Some examples of negative tweets:
- “With an incompetent government, a Minister of Health without a medical degree, NDZs dictatorial tendencies &; a rural population still totally unaware of what a pandemic is added to a vaccine shortage, we are doomed”
- “We are bored about 1) corruption 2) poor vaccine strategy 3) terrible national government 4) incompetent cabinet 5) stealing during a pandemic!”
The results were similar in other countries.
“The decreasing trend in the positive attitude is not only related to a negative attitude towards the vaccine itself but also due to other factors,” said Prof Talita Greyling from the University of Johannesburg.
In the European countries, restrictions that limit the freedom of the unvaccinated also played a role in decreasing positive attitudes.
Policymakers need to address these factors if they want to change attitudes
- People still fear the side-effects of the vaccine, therefore it is of utmost importance to continue informing people about the vaccine to build trust.
- It seems that people are weighing up the benefits of being vaccinated and complying with regulations to curb the spread of the disease. Those feeling at risk to contract Covid-19 and are unwilling to comply, opt to be vaccinated.
- Dissatisfaction with governments handling of the vaccine rollout and in the Northern hemispheres, limiting the freedom of those not vaccinated, plays a big role in decreasing the positive attitude towards vaccines.
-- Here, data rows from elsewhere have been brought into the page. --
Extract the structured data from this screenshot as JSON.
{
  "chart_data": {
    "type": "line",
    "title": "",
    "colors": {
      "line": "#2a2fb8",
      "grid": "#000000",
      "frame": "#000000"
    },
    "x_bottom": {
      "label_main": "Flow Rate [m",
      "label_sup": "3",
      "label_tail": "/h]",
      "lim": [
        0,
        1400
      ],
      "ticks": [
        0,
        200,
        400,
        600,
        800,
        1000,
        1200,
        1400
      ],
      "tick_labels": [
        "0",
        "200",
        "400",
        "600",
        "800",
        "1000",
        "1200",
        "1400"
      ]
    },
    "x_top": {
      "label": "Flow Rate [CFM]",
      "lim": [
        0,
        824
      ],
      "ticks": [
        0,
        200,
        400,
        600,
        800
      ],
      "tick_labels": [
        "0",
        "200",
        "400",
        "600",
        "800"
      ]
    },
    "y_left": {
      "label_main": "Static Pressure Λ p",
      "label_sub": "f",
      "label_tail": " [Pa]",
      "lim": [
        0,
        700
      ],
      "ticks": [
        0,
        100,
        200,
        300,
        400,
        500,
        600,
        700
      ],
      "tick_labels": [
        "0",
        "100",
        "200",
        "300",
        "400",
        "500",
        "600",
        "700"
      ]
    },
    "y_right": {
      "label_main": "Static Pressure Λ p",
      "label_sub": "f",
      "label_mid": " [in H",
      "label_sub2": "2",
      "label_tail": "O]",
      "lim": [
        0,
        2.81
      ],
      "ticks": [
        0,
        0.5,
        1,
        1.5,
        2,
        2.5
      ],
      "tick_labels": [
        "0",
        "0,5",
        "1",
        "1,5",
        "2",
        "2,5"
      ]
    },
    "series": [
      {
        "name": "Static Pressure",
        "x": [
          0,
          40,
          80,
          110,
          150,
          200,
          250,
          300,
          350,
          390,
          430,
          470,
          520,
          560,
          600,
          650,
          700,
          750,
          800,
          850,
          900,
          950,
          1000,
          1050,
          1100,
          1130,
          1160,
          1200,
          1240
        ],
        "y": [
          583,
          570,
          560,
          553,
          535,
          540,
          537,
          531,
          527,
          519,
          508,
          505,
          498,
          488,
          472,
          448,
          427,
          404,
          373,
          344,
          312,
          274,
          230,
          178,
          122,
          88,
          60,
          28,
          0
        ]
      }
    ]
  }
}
- The more liberal the vaccine policies and the more groups allowed to be vaccinated, the more positive the attitudes towards vaccines.
- A decrease in the number of Covid cases increases the attitude towards the vaccine.
- An increase in the number of vaccines administered increases the positive attitude.
- Addressing fake news and messages by anti-vaxxers on social media increases positive attitudes towards vaccines.